Friday, March 21, 2014

Film: Art Project

Tim's Vermeer, Directed by Teller

Yeah, I know. I seem to be nothing but reviews at the moment. I suppose that this is because I am in a
review sort of mood. Plus the fact that my life is otherwise rather boring at the moment, though it is boring in a good way. Getting stuff done, hanging out with people, playing games, reading. Boring can be very good sometimes.

And in this case last week I decided on a weeknight (gasp!) to go a movie (Gasp!) by myself (GASP!) up in the U-District (meh). In this case, it was a tidy little film of the type that I didn't want to drag friends out to - Tim's Vermeer, about a guy who paints himself a Vermeer.

The Music Lesson by Vermeer
And the film was playing at the Sundance theater, and the last time I had been to that building it was for the Firefly sneak peak, so we're talking, what, nine years or so? Yeah, I'm not one for much repeat business. But I do note that the theater has been upgraded to a high-end, comfortable-chair, over-21-so-we-can-serve-alcohol venue. I arrived early, and as a result spent about an hour upstairs in the lounge by the gas fireplace, eating a pizza, nursing a cuba libre, and reading Wodehouse's Code of the Woosters. So I was pretty relaxed even before the movie.

Ah, right, the movie. Tim Jenison is successful inventor and founder of NewTek, which did Video Toaster and Lighwave 3D. Creative, ingenious, and having both time to pursue his ideas as well money to aid in any pursuit he takes an interest in. And he decides to paint a Vermeer.

And he's not forging a Vermeer, but rather using the Vermeer (The Music Lesson) as a model in an attempt to figure out Vermeer's technique. Vermeer is best known for his photo-realistic style and his soft, almost golden light. How did he capture these effects on the canvas? Jenison, an avowed non-artist, seeks to duplicate it.

The artist David Hockney put forward the theory in his Secret Knowledge (2001) that the more realistic painters of the 16th and 17th century achieved their results by use of increased technology and research in optics and lenses. Indeed, my book of Vermeer prints from 1997 makes mention of the camera obscura as a technique, a simple device that consists of a dark room with a hole in an end. The reflected light present the image of the outside world in a ghostly, inverted image.

What Jenison has done is take these theories down to the ground level and examines the possible applications of this technology. First he fits the aperture of the camera obscura with a lens to sharpen the image. Then, he ingeniously uses a small mirror to duplicate the images, one line at a time. There is no sketchwork, no underpainting. merely duplication. He is coloring the image he sees at the edge of the mirror onto the canvas. Finally (as he discovers during the course of the film), he replaced the blank wall the image is focused on with a convex mirror to sharpen the image further. It is an optical three-bank shot that allows him to photocopy the image by hand.

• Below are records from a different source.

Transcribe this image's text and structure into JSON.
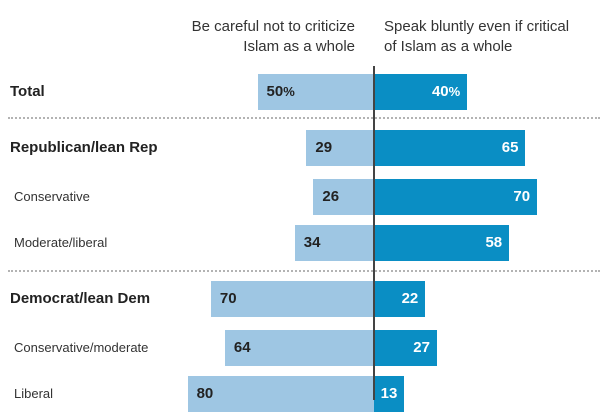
{
  "headers": {
    "left": [
      "Be careful not to criticize",
      "Islam as a whole"
    ],
    "right": [
      "Speak bluntly even if critical",
      "of Islam as a whole"
    ]
  },
  "colors": {
    "left_bar": "#9ec6e3",
    "right_bar": "#0a8ec4",
    "divider": "#b3b3b3",
    "axis": "#444444"
  },
  "chart_data": {
    "type": "bar",
    "orientation": "horizontal-diverging",
    "categories": [
      "Total",
      "Republican/lean Rep",
      "Conservative",
      "Moderate/liberal",
      "Democrat/lean Dem",
      "Conservative/moderate",
      "Liberal"
    ],
    "series": [
      {
        "name": "Be careful not to criticize Islam as a whole",
        "values": [
          50,
          29,
          26,
          34,
          70,
          64,
          80
        ]
      },
      {
        "name": "Speak bluntly even if critical of Islam as a whole",
        "values": [
          40,
          65,
          70,
          58,
          22,
          27,
          13
        ]
      }
    ],
    "unit_suffix": "%"
  }
}
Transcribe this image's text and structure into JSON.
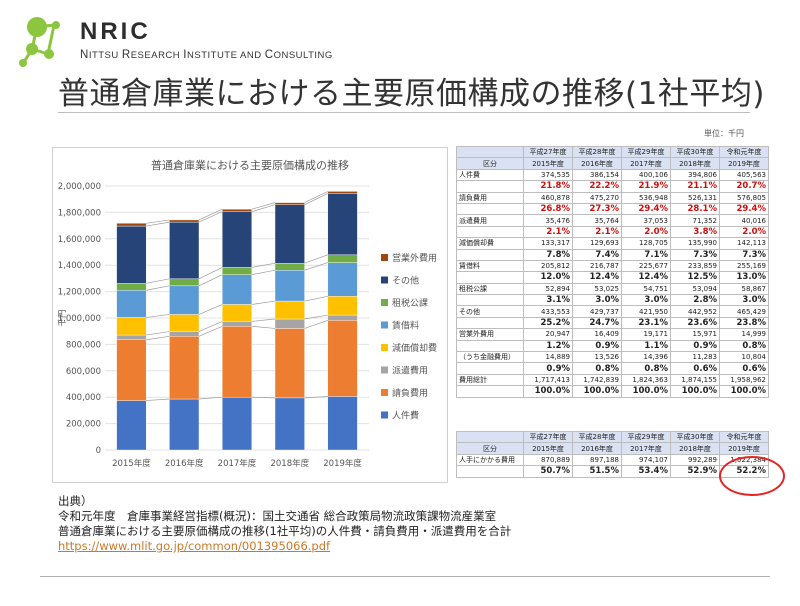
{
  "brand": {
    "name": "NRIC",
    "subtitle": [
      "N",
      "ITTSU ",
      "R",
      "ESEARCH ",
      "I",
      "NSTITUTE AND ",
      "C",
      "ONSULTING"
    ]
  },
  "page": {
    "title": "普通倉庫業における主要原価構成の推移(1社平均)",
    "unit": "単位：千円"
  },
  "colors": {
    "人件費": "#4472c4",
    "請負費用": "#ed7d31",
    "派遣費用": "#a5a5a5",
    "減価償却費": "#ffc000",
    "賃借料": "#5b9bd5",
    "租税公課": "#70ad47",
    "その他": "#264478",
    "営業外費用": "#9e480e",
    "accent_red": "#d10c0c",
    "header_bg": "#d9e1f2"
  },
  "chart_data": {
    "type": "bar",
    "stacked": true,
    "title": "普通倉庫業における主要原価構成の推移",
    "xlabel": "",
    "ylabel": "千円",
    "ylim": [
      0,
      2000000
    ],
    "yticks": [
      0,
      200000,
      400000,
      600000,
      800000,
      1000000,
      1200000,
      1400000,
      1600000,
      1800000,
      2000000
    ],
    "ytick_labels": [
      "0",
      "200,000",
      "400,000",
      "600,000",
      "800,000",
      "1,000,000",
      "1,200,000",
      "1,400,000",
      "1,600,000",
      "1,800,000",
      "2,000,000"
    ],
    "categories": [
      "2015年度",
      "2016年度",
      "2017年度",
      "2018年度",
      "2019年度"
    ],
    "series": [
      {
        "name": "人件費",
        "values": [
          374535,
          386154,
          400106,
          394806,
          405563
        ]
      },
      {
        "name": "請負費用",
        "values": [
          460878,
          475270,
          536948,
          526131,
          576805
        ]
      },
      {
        "name": "派遣費用",
        "values": [
          35476,
          35764,
          37053,
          71352,
          40016
        ]
      },
      {
        "name": "減価償却費",
        "values": [
          133317,
          129693,
          128705,
          135990,
          142113
        ]
      },
      {
        "name": "賃借料",
        "values": [
          205812,
          216787,
          225677,
          233859,
          255169
        ]
      },
      {
        "name": "租税公課",
        "values": [
          52894,
          53025,
          54751,
          53094,
          58867
        ]
      },
      {
        "name": "その他",
        "values": [
          433553,
          429737,
          421950,
          442952,
          465429
        ]
      },
      {
        "name": "営業外費用",
        "values": [
          20947,
          16409,
          19171,
          15971,
          14999
        ]
      }
    ],
    "legend_position": "right",
    "legend_order": [
      "営業外費用",
      "その他",
      "租税公課",
      "賃借料",
      "減価償却費",
      "派遣費用",
      "請負費用",
      "人件費"
    ],
    "grid": true
  },
  "table": {
    "header_label": "区分",
    "years_jp": [
      "平成27年度",
      "平成28年度",
      "平成29年度",
      "平成30年度",
      "令和元年度"
    ],
    "years": [
      "2015年度",
      "2016年度",
      "2017年度",
      "2018年度",
      "2019年度"
    ],
    "rows": [
      {
        "label": "人件費",
        "values": [
          "374,535",
          "386,154",
          "400,106",
          "394,806",
          "405,563"
        ],
        "pct": [
          "21.8%",
          "22.2%",
          "21.9%",
          "21.1%",
          "20.7%"
        ],
        "red": true
      },
      {
        "label": "請負費用",
        "values": [
          "460,878",
          "475,270",
          "536,948",
          "526,131",
          "576,805"
        ],
        "pct": [
          "26.8%",
          "27.3%",
          "29.4%",
          "28.1%",
          "29.4%"
        ],
        "red": true
      },
      {
        "label": "派遣費用",
        "values": [
          "35,476",
          "35,764",
          "37,053",
          "71,352",
          "40,016"
        ],
        "pct": [
          "2.1%",
          "2.1%",
          "2.0%",
          "3.8%",
          "2.0%"
        ],
        "red": true
      },
      {
        "label": "減価償却費",
        "values": [
          "133,317",
          "129,693",
          "128,705",
          "135,990",
          "142,113"
        ],
        "pct": [
          "7.8%",
          "7.4%",
          "7.1%",
          "7.3%",
          "7.3%"
        ],
        "red": false
      },
      {
        "label": "賃借料",
        "values": [
          "205,812",
          "216,787",
          "225,677",
          "233,859",
          "255,169"
        ],
        "pct": [
          "12.0%",
          "12.4%",
          "12.4%",
          "12.5%",
          "13.0%"
        ],
        "red": false
      },
      {
        "label": "租税公課",
        "values": [
          "52,894",
          "53,025",
          "54,751",
          "53,094",
          "58,867"
        ],
        "pct": [
          "3.1%",
          "3.0%",
          "3.0%",
          "2.8%",
          "3.0%"
        ],
        "red": false
      },
      {
        "label": "その他",
        "values": [
          "433,553",
          "429,737",
          "421,950",
          "442,952",
          "465,429"
        ],
        "pct": [
          "25.2%",
          "24.7%",
          "23.1%",
          "23.6%",
          "23.8%"
        ],
        "red": false
      },
      {
        "label": "営業外費用",
        "values": [
          "20,947",
          "16,409",
          "19,171",
          "15,971",
          "14,999"
        ],
        "pct": [
          "1.2%",
          "0.9%",
          "1.1%",
          "0.9%",
          "0.8%"
        ],
        "red": false
      },
      {
        "label": "（うち金融費用）",
        "values": [
          "14,889",
          "13,526",
          "14,396",
          "11,283",
          "10,804"
        ],
        "pct": [
          "0.9%",
          "0.8%",
          "0.8%",
          "0.6%",
          "0.6%"
        ],
        "red": false
      },
      {
        "label": "費用総計",
        "values": [
          "1,717,413",
          "1,742,839",
          "1,824,363",
          "1,874,155",
          "1,958,962"
        ],
        "pct": [
          "100.0%",
          "100.0%",
          "100.0%",
          "100.0%",
          "100.0%"
        ],
        "red": false
      }
    ]
  },
  "table2": {
    "header_label": "区分",
    "years_jp": [
      "平成27年度",
      "平成28年度",
      "平成29年度",
      "平成30年度",
      "令和元年度"
    ],
    "years": [
      "2015年度",
      "2016年度",
      "2017年度",
      "2018年度",
      "2019年度"
    ],
    "row": {
      "label": "人手にかかる費用",
      "values": [
        "870,889",
        "897,188",
        "974,107",
        "992,289",
        "1,022,384"
      ],
      "pct": [
        "50.7%",
        "51.5%",
        "53.4%",
        "52.9%",
        "52.2%"
      ]
    }
  },
  "source": {
    "heading": "出典）",
    "line1": "令和元年度　倉庫事業経営指標(概況)：国土交通省 総合政策局物流政策課物流産業室",
    "line2": "普通倉庫業における主要原価構成の推移(1社平均)の人件費・請負費用・派遣費用を合計",
    "url": "https://www.mlit.go.jp/common/001395066.pdf"
  }
}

There's more to it than that, of course. He could have taken a reproduction of The Music Lesson and copied it directly in this fashion. Instead, he recreated the scene in the picture and then painted that in order to confirm that the distortions visible in the final product are the result of the methodology. Which means he created a studio with a northern exposure, had the costumes shown in the painting made, built the furniture, tracked down suitable pottery and musical instruments, and built a virginal (an early harpsichord). He ground his own lenses and mixed his own paints in the manner noted. And then, having done all that, started to paint, a long and detailed process of painting what he saw and matching the color along the mirror's edge.

The movie is that journey, of Jenison's attempt not just to reproduce, but to get it right. To create a proof-of-concept that this was a legitimate "lost technology" that could have been used by painters of the era. And the presentation captures and holds the attention. Jenison himself comes across as reasonable, engaged, and down-to-earth. He is balanced by Penn Jillette's narration (Teller directs), which provides the level of excitement bombast necessary to declare, yeah, this is a big deal.

Vermeer himself is a bit of mystery here throughout - there is record of his birth (I think - his father carries a different surname), and of his entering the Guild of Saint Luke, the painter's guild in the Low Countries, but no record of his apprenticeship in Delph. That may just mean  he spent his apprenticeship elsewhere, as those were more portable days. And while he was made the head of the Guild, he did not found a school or train others to follow in his style. At the time, he did not enjoy the popularity of the Dutch Masters of the era, and while his work was rediscovered in the 19th century, in my research I keep seeing the teeth-grating definition that he was a "provincial" artist of "genre" works.

I any event, a good film, and one that you should get out to see, or to at least queue up for the Netflix release.